Can My Surgically Created Dimples Be Reversed?

Q: Can you undo cheek dimple surgery I had done about 10 years ago? If so, how is it done?

A: The surgical making of cheek dimples is different from what causes natural cheek dimples. Anatomically, natural cheek dimples have been shown to be present from a split in the zygomaticus nuscle which runs from the upper lip to the cheek above. Because of this natural split in the muscle, the overlying soft tissues are pulled down or tethered into the split muscle, creating an overlying indentation in the cheek.
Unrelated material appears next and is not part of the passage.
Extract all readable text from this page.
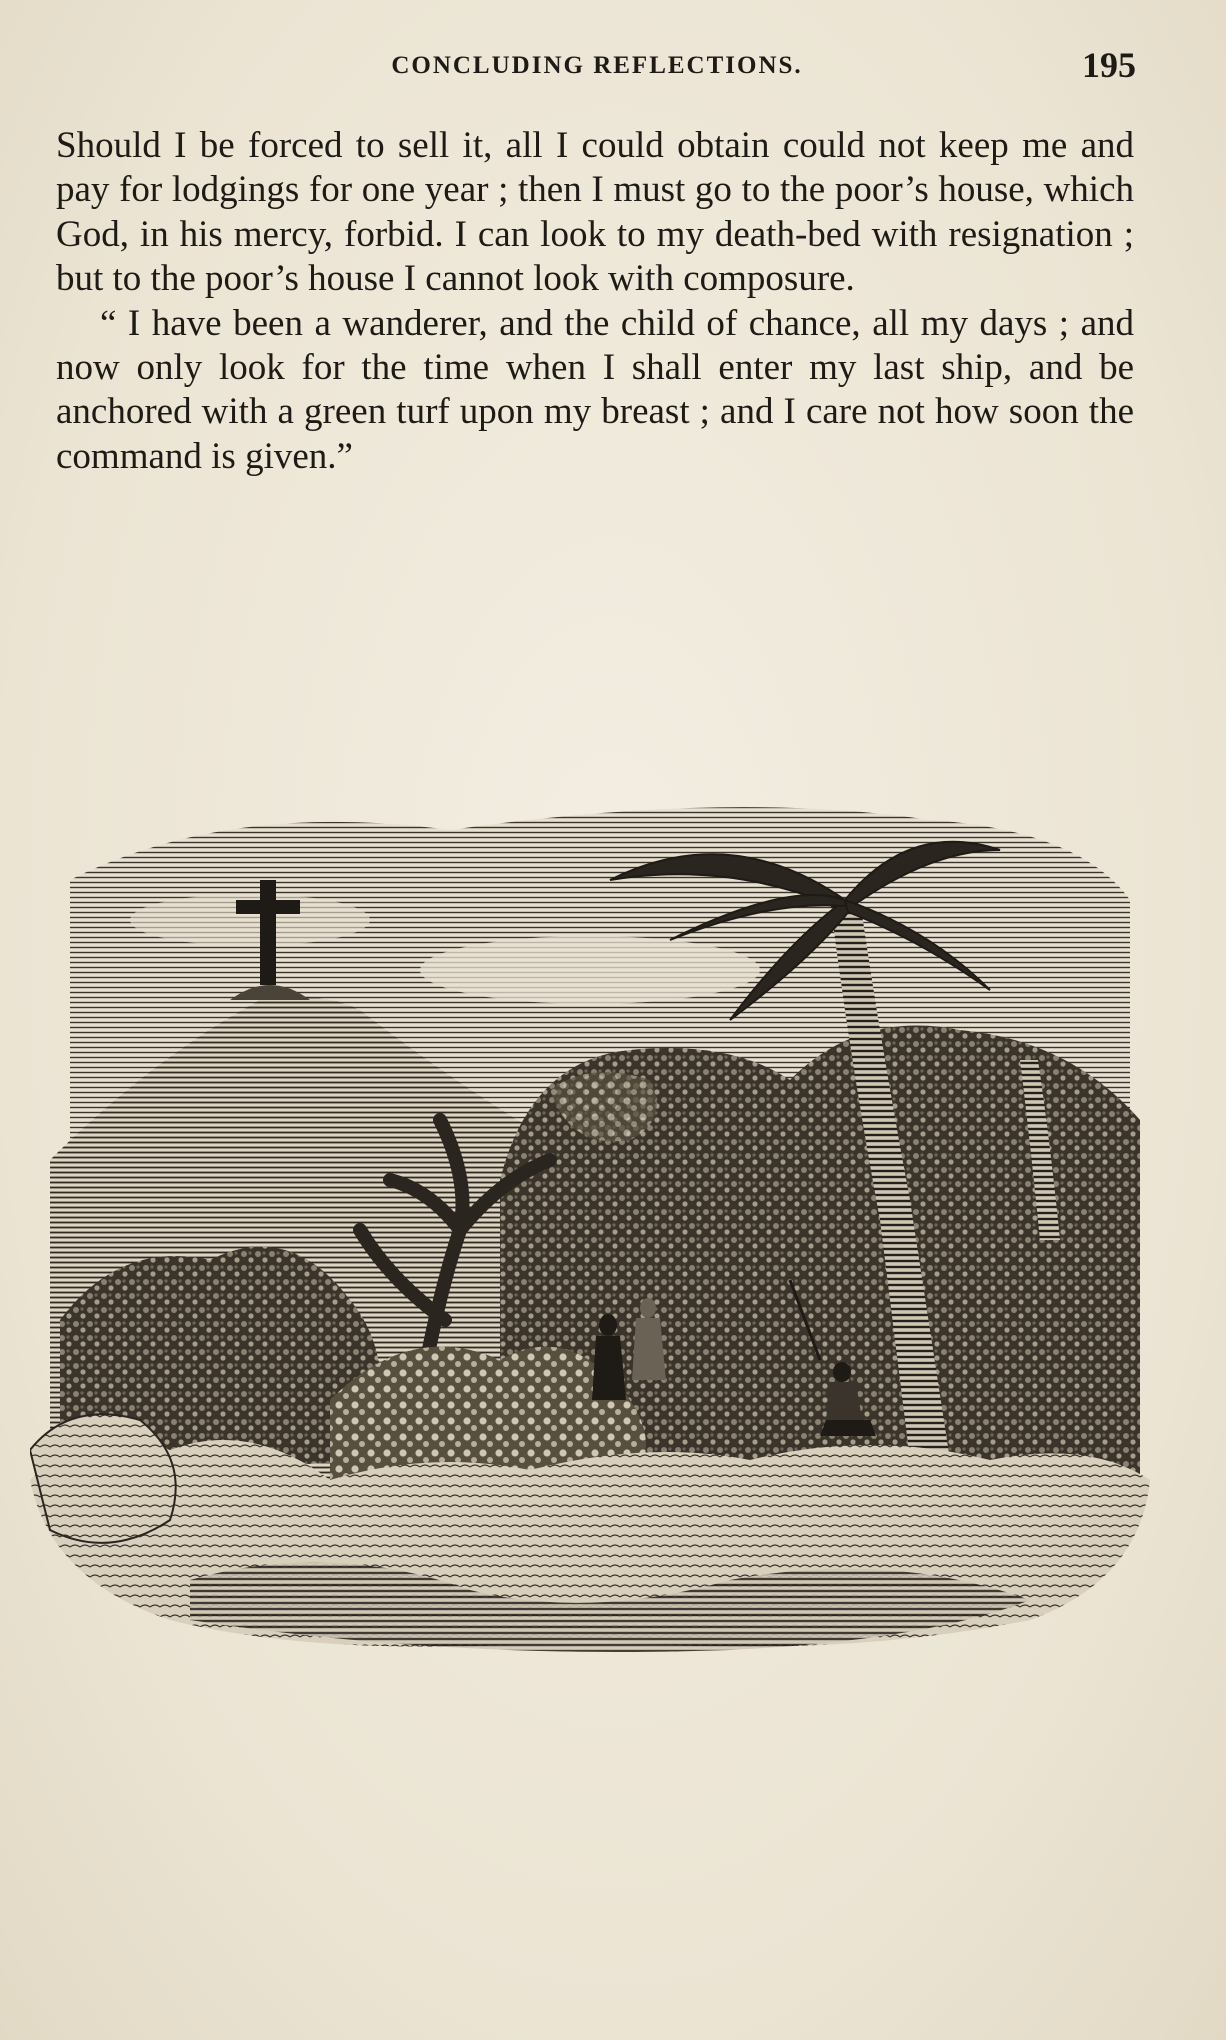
CONCLUDING REFLECTIONS.	195

Should I be forced to sell it, all I could obtain could not keep me and pay for lodgings for one year ; then I must go to the poor’s house, which God, in his mercy, forbid. I can look to my death-bed with resignation ; but to the poor’s house I cannot look with composure.

“ I have been a wanderer, and the child of chance, all my days ; and now only look for the time when I shall enter my last ship, and be anchored with a green turf upon my breast ; and I care not how soon the command is given.”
Depending upon the size of the muscle split and the amount of tethering, this is why some dimples don’t appear until one is smiling or those that have them at facial rest get much deeper with smiling. The surgical creation of cheek dimples is done by going from inside the mouth, splitting between the zygomaticus muscle, and sewing the underside of the desired spot on the cheek down to the muscle.

Reversing cheek dimples is a matter of releasing the tethered skin and placing something between the skin and the muscle as a soft tissue filler or spacer. The best filler for that, in my opinion, is fat. The easiest and most convenient place to harvest fat is the buccal fat pad which is anatomically close to where one would be working for the cheek dimple release.

In natural cheek dimples, or in surgically created ones of long-standing, the result will be a softening or less prominent depth of the dimple. This is because some of the dimple presence is due to inverted or indented  skin, which an intraoral approach alone will not solve. The skin also could be completely leveled but this would require a skin incision to do so. This creates a small scar in the skin as a replacement for the dimple which may or may not be a good trade-off.